Diante dos conceitos estabelecidos na Lei 8.742/93 e Decreto 1.744/95, o Instituo Nacional Seguro Social – INSS, autarquia federal com atribuição para fazer o repasse do benefício em questão, entendeu inicialmente que, para a sua concessão, era imprescindível a incapacidade não só para o trabalho, mas também para os atos da vida cotidiana. Esses dois tipos de incapacidade seriam, portanto, requisitos cumulativos.
Assim, além de o deficiente não poder trabalhar, seria exigido também que fosse incapaz de desempenhar as atividades relacionadas ao auto cuidado, necessitando de ajuda permanente de terceiros para a sua própria manutenção, higiene e outros atos da vida cotidiana.
De forma contrária, todavia, se posicionou a doutrina, ao defender que o conceito de “pessoa portadora de deficiência”, contido no art. 203, inciso V, da Constituição Federal não poderia ser o daquela impossibilitada para o exercício de qualquer ato da vida diária, como vestir-se, alimentar-se e higienizar-se. A incapacidade demandada seria somente a incapacidade laborativa, pois daí também advém, subsidiariamente, a incapacidade para os atos da vida independente.
A esse respeito, Sérgio Fernando Moro (2003, p. 156) assinala que
se a deficiência for grave o suficiente para incapacitar o seu portador para a vida laboral, afigura-se evidente que este, impossibilitado de exercer atividade remunerada, não terá condições de prover o seu próprio sustento. A capacidade para comer ou andar sozinho ou mesmo para a prática de vários atos da vida diária não garante o sustento do deficiente.

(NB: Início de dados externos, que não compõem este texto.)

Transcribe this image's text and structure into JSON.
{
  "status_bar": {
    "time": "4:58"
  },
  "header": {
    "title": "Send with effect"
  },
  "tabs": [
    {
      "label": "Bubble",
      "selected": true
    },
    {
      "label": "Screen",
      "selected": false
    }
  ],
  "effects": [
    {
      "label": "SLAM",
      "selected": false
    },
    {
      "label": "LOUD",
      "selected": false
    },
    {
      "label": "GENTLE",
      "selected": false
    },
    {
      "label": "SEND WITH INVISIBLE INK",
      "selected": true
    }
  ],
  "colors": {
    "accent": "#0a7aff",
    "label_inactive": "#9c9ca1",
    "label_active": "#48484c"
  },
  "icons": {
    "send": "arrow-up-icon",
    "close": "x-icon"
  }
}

A jurisprudência, seguindo esse mesmo caminho, abrandou o conceito de vida independente, com intuito de ampliar a concessão do benefício assistencial àqueles que não possuem capacidade para o trabalho, porém têm totais condições de praticar atos da vida independente.
Assim, entendendo-se que o conceito de “incapacidade para a vida independente” estaria inserido em um contexto muito mais amplo e complexo do que os simples atos da vida diária, possibilitou-se que um número maior de pessoas incapacitadas para o trabalho, e não somente aquelas em estado praticamente vegetativo, tivessem garantido, pelo viés judicial, as mínimas condições para seu sustento e para seus familiares.

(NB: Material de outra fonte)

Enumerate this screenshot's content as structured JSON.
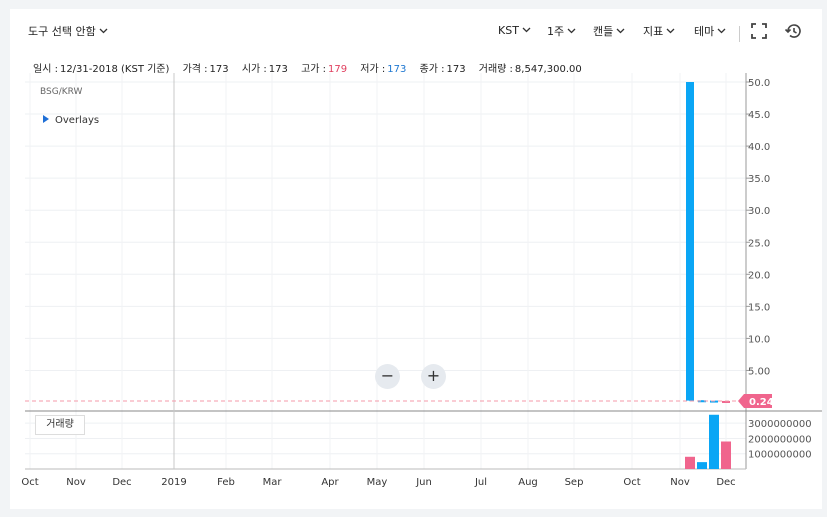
{
  "toolbar": {
    "tool_select_label": "도구 선택 안함",
    "timezone_label": "KST",
    "period_label": "1주",
    "chart_type_label": "캔들",
    "indicator_label": "지표",
    "theme_label": "테마",
    "fullscreen_icon": "fullscreen-icon",
    "reset_icon": "history-reset-icon"
  },
  "info": {
    "date_key": "일시 :",
    "date_value": "12/31-2018 (KST 기준)",
    "price_key": "가격 :",
    "price_value": "173",
    "open_key": "시가 :",
    "open_value": "173",
    "high_key": "고가 :",
    "high_value": "179",
    "low_key": "저가 :",
    "low_value": "173",
    "close_key": "종가 :",
    "close_value": "173",
    "volume_key": "거래량 :",
    "volume_value": "8,547,300.00"
  },
  "chart": {
    "symbol": "BSG/KRW",
    "overlays_label": "Overlays",
    "current_price_tag": "0.24",
    "volume_button": "거래량",
    "zoom_out": "−",
    "zoom_in": "+"
  },
  "colors": {
    "up": "#f0658d",
    "down": "#0aa6f5",
    "high_text": "#e0405f",
    "low_text": "#1f78d1",
    "price_line": "#f59aaa"
  },
  "chart_data": [
    {
      "type": "candlestick",
      "title": "BSG/KRW",
      "y_ticks": [
        "5.00",
        "10.0",
        "15.0",
        "20.0",
        "25.0",
        "30.0",
        "35.0",
        "40.0",
        "45.0",
        "50.0"
      ],
      "ylim": [
        0,
        50
      ],
      "x_ticks": [
        "Oct",
        "Nov",
        "Dec",
        "2019",
        "Feb",
        "Mar",
        "Apr",
        "May",
        "Jun",
        "Jul",
        "Aug",
        "Sep",
        "Oct",
        "Nov",
        "Dec"
      ],
      "candles": [
        {
          "x": "Nov (week 1)",
          "open": 50.0,
          "close": 0.3,
          "high": 50.0,
          "low": 0.2,
          "direction": "down"
        },
        {
          "x": "Nov (week 2)",
          "open": 0.35,
          "close": 0.3,
          "high": 0.35,
          "low": 0.3,
          "direction": "down"
        },
        {
          "x": "Dec (week 1)",
          "open": 0.3,
          "close": 0.25,
          "high": 0.3,
          "low": 0.25,
          "direction": "down"
        },
        {
          "x": "Dec (week 2)",
          "open": 0.22,
          "close": 0.24,
          "high": 0.24,
          "low": 0.2,
          "direction": "up"
        }
      ],
      "last_price": 0.24,
      "grid": true
    },
    {
      "type": "bar",
      "title": "거래량",
      "y_ticks": [
        "1000000000",
        "2000000000",
        "3000000000"
      ],
      "ylim": [
        0,
        3600000000
      ],
      "bars": [
        {
          "x": "Nov (week 1)",
          "value": 800000000,
          "direction": "up"
        },
        {
          "x": "Nov (week 2)",
          "value": 450000000,
          "direction": "down"
        },
        {
          "x": "Dec (week 1)",
          "value": 3550000000,
          "direction": "down"
        },
        {
          "x": "Dec (week 2)",
          "value": 1800000000,
          "direction": "up"
        }
      ]
    }
  ]
}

Ressalte-se, ainda, que o próprio INSS deixou de adotar, como critério determinante na concessão do benefício assistencial, a incapacidade para os atos da vida rotineira, em virtude da edição da Súmula nº. 29 (DOU 13.02.2006) pela Turma Nacional de Uniformização dos Juizados Especiais Federais, a qual estabelece que incapacidade para a vida independente não é só aquela que impede as atividades mais elementares da pessoa, mas também a impossibilita de prover ao próprio sustento.
Nesse contexto, no dia 04 de junho de 2008 foi expedida, pelo INSS, a Instrução Normativa INSS/PRES Nº 29 (DOU DE 06/06/2008), que alterou o art. 624 da Instrução Normativa INSS/PRES Nº 20/2007, fazendo nele constar que:
Para fins de comprovação da deficiência e caracterização da incapacidade para vida independente, deve-se também considerar a incapacidade econômica do requerente de prover a sua própria manutenção e de sua família, não adotando a avaliação da incapacidade para praticar atos da vida diária, por si só, como critério determinante, conforme estabelecido no art. 203, V da Constituição Federal/88 e no art. 20, II da Lei nº 8.742/1993, observada a liminar proferida nos autos da Ação Civil Pública nº 2007.30.00.000204-0/AC.

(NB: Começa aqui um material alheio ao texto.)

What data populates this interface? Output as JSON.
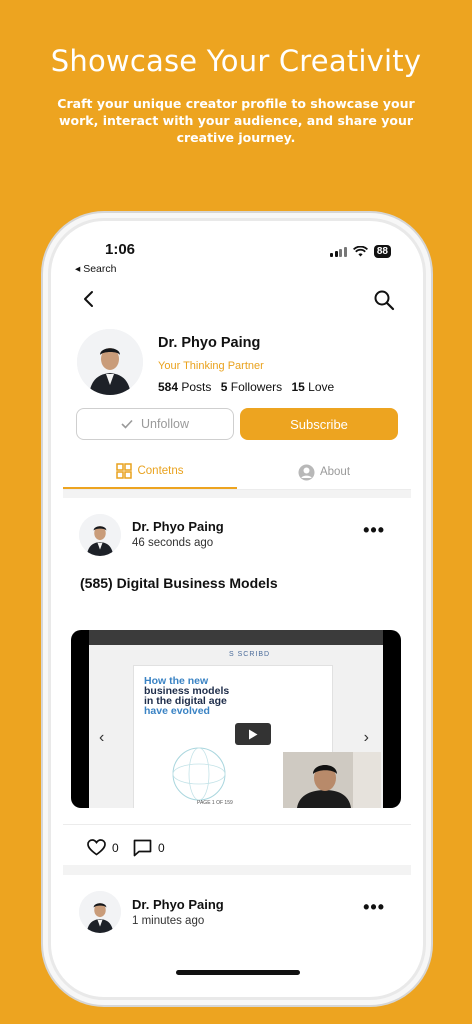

Outra questão objeto de controvérsias diz respeito ao cabimento do benefício assistencial para as pessoas que apresentem incapacidade de ordem parcial e/ou temporária para o trabalho.
Inicialmente, deve-se mencionar que a Lei 8.742/93 era silente no que tange à possibilidade de que as pessoas consideradas incapazes de forma parcial e/ou temporária usufruíssem do benefício assistencial, valendo recordar o teor do art. 20, §2, da mencionada lei, que assim dispunha:
Art. 20. O benefício de prestação continuada é a garantia de 1 (um) salário mínimo à pessoa portadora de deficiência e ao idoso com 70 (setenta) anos ou mais e que comprovem não possuir meios de prover a própria manutenção e nem de tê-la provida por sua família.
(...)
§2º Para efeito de concessão deste benefício, a pessoa portadora de deficiência é aquela incapacitada para a vida independente e para o trabalho. (BRASIL, 1993).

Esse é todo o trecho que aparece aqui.